Wollen Betreiber von privaten Homepages Besuchern die Möglichkeit geben, Nachrichten zu hinterlassen, sollte eine E-Mail-Adresse nicht im Klartext zu lesen sein. "Besser ist es in diesem Fall, auf einen Link zu verzichten und stattdessen ein Kontaktformular anzubieten", empfiehlt Computerexperte Frank Richter. Das "@"-Zeichen etwa durch die Buchstaben "at" zu ersetzen, überliste viele Spam-Roboter dagegen nicht.

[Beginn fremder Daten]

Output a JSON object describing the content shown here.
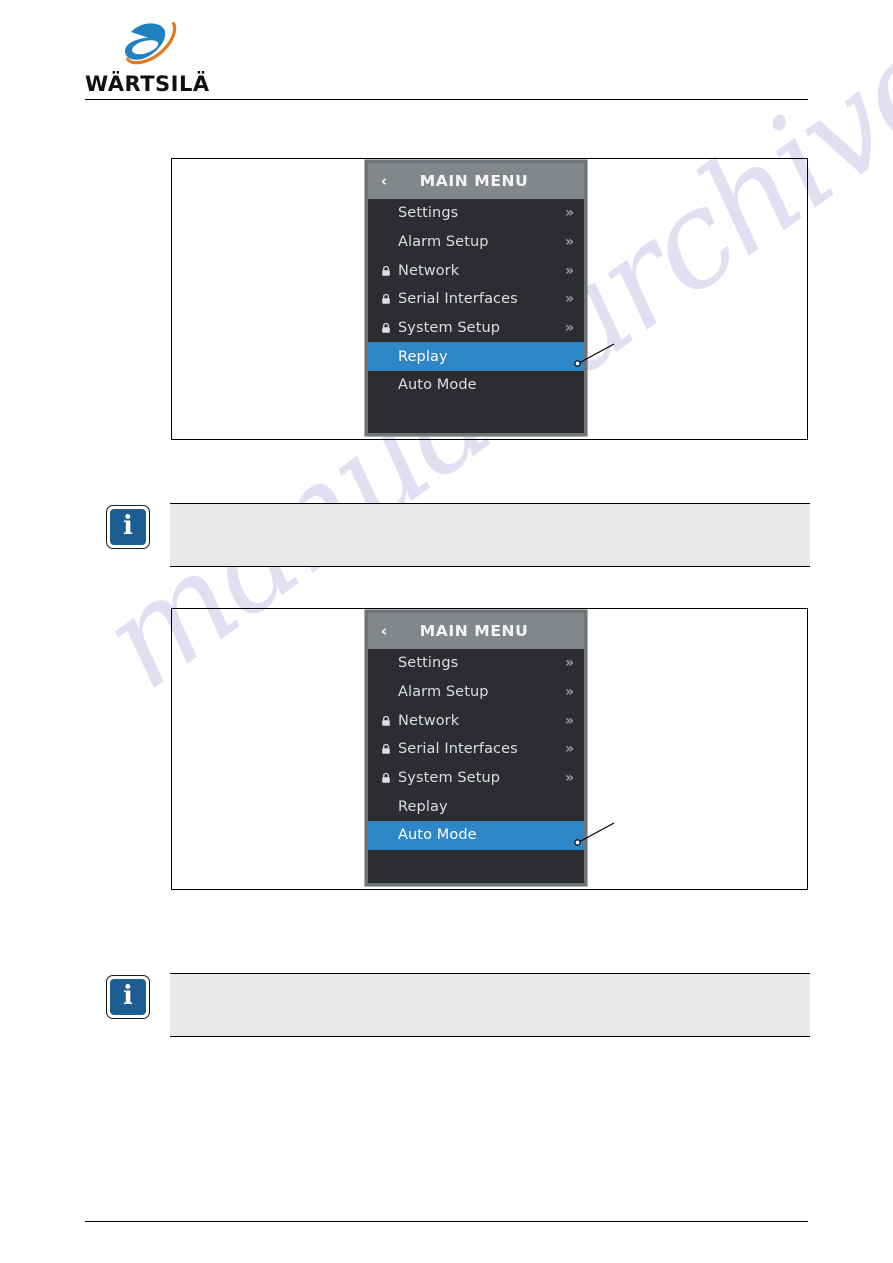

Marco Nassenstein von der Verbraucherschutzinitiative Antispam mit Sitz in Wipperfürth (Nordrhein-Westfalen) empfiehlt, mit E-Mail-Grußkarten zurückhaltend zu sein. Zudem sollte etwa bei Gewinnspielen, Umfragen und Online-Shopping auf die Angabe der E-Mail-Adresse - so oft es geht - verzichten werden. "Dafür, dass die Adresse nicht verkauft wird oder durch Sicherheitslecks an Dritte gelangt, gibt es keine Gewähr."

In Fällen, in denen es sich nicht vermeiden lässt, seine Kontaktdaten auch an Unbekannte weiterzugeben, erfüllt eine "Wegwerf-Adresse" ihren Dienst. Landet dann unerträglich viel Spam im Postfach, wird einfach eine neue Adresse eingerichtet. So dürfte eine parallel vorhandene persönliche E-Mail-Adresse, die nur vertraute Menschen kennen, von unerwünschten Zuschriften weitestgehend verschont bleiben.